Photo of Professor Piara Singh Gill.

 As its director he established CSIO as a leader in advanced scientific instrument design in Asia. Gill was a key advisor to Nehru on India's nuclear weapons strategy in the 1950-60s.

Robert Oppenheimer was a close colleague and friend. Oppenheimer asked Gill to present a paper at the California Institute of Technology at a conference arranged to celebrate the 80th birthday of Professor Robert Millikan, winner of the 1928 Physics Nobel Prize.

==Positions held==
- Research Fellow, University of Chicago, 1940–41.
- Lecturer in Physics, Forman Christian College, Lahore, 1940–47.
- Professor of Experimental Physics, Tata Institute of Fundamental Research, Bombay, 1947–48.
- Officer-on-special Duty, Atomic Energy Commission, 1948–49.
- Professor and Head, Department of Physics, Aligarh Muslim University, Aligarh, 1949–63.
- Dean, Faculty of Science, Aligarh Muslim University, Aligarh, 1950–53 and 1956–58.
- Director, Gulmarg Research Observatory, Gulmarg, 1951–71.
- Honorary Scientific Adviser to the Government of Punjab.
- Director, Central Scientific Instruments Organization (CSIO), Chandigarh, 1963–71.
- Professor Emeritus, Punjab Agricultural University, 1972–1982.
- Chairman, Universal Magnetics (P) Ltd.
- Adjunct Professor of Physics, Georgia Institute of Technology, Atlanta, Georgia, 1990–1994.

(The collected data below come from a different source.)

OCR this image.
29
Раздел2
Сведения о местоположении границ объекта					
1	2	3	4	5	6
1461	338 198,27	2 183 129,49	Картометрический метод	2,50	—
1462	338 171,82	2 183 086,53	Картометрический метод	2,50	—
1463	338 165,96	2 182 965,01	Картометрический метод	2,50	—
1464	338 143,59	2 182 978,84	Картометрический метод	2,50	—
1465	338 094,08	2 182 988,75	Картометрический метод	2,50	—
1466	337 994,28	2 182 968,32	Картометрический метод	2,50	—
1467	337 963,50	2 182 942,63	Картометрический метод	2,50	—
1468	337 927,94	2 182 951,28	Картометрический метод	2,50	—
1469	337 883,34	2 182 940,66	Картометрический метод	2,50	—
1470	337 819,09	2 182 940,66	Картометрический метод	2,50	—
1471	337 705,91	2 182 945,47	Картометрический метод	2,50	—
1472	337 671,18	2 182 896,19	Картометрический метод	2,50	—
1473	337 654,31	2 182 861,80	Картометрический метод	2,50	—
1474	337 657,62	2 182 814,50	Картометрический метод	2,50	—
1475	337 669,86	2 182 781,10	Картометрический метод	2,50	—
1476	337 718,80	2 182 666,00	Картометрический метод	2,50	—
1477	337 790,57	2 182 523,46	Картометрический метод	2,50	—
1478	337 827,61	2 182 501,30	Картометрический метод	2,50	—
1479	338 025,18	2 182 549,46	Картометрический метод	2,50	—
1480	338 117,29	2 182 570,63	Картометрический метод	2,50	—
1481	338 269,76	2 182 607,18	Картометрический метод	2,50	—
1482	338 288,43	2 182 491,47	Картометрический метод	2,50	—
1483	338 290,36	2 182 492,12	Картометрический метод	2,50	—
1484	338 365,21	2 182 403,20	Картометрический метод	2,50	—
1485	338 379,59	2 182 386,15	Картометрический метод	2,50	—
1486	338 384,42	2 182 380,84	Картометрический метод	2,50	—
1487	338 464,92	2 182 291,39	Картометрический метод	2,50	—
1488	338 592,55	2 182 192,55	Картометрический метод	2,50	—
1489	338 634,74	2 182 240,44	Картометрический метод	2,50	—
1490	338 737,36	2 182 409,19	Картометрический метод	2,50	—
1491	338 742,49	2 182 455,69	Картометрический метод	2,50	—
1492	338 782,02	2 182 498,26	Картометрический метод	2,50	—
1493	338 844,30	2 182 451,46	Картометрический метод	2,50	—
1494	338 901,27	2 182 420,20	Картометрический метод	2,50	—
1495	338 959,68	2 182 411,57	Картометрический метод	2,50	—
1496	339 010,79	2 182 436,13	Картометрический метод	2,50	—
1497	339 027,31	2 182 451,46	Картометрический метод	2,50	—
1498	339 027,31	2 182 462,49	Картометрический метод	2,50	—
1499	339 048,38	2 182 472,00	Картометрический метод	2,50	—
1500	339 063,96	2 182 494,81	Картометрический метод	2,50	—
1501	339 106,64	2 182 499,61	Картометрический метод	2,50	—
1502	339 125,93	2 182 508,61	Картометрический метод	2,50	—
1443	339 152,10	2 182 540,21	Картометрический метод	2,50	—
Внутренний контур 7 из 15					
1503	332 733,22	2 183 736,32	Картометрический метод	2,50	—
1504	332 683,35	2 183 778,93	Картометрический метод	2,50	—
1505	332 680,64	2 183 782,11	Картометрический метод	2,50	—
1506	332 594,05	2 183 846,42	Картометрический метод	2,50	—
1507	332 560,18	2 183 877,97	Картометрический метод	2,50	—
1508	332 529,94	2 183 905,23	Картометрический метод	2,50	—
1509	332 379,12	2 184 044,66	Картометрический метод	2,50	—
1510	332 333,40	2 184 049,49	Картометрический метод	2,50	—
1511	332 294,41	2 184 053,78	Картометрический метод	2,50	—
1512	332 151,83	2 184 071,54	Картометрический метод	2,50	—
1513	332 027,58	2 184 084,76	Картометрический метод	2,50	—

===Honorary professor of physics===
- University of Jammu and University of Kashmir.
- Punjab University

==Membership of learned societies==
- Fellow of the American Physical Society.
- Fellow of the Indian Physical Society.
- Fellow of the National Academy of Sciences of India.
- Fellow of the Indian National Science Academy.
- Fellow of the Explorers Club.

==Positions held in the societies==
- President of the Physics section of the Indian Science Congress (1954).
- President of the National Academy of Sciences of India (1957–58).
- President of the Indian Physical Society.
- Secretary (Outstation) Indian Science Congress Association (1960–63).
- Foreign Secretary, Indian National Science Academy (1961–64).
- Vice-President, Northern Indian Science Association.
- President, Optical Society of India (1970).

==Membership of learned bodies==

- Member of the U.P. Scientific Research Committee.
- Member of the U.P. University Grants Committee.
- Member of the Council of the Indian National Science Academy.
- Member of the Council of Indian Physical Society.
- Member of the Council of the National Academy of Sciences of India.
- Member of the Board of Editors of the Indian Journal of Physics.
- Member of the Faculties of the University of Lucknow, Banaras and Allahabad.
- Member of the National Scientific Advisory Council of the Institute of Comprehensive Medicine and also the Editorial Board of the Int. Journal for Comprehensive Medicine, California.
- Member, Panel of Consultants in Technological Sciences and Applied Research to the director-general of UNESCO, 1967.
- Chairman, Development Council for Instruments Industry set up by the Govt. of India, Ministry of Internal Trade and Company Affairs (Department of Industrial Development).
- Member, Senate, Punjab University, Chandigarh.
- Member, Senate, and Syndicate, Punjabi University, Patiala.
- Member, Senate, Guru Nanak Dev University, Amritsar.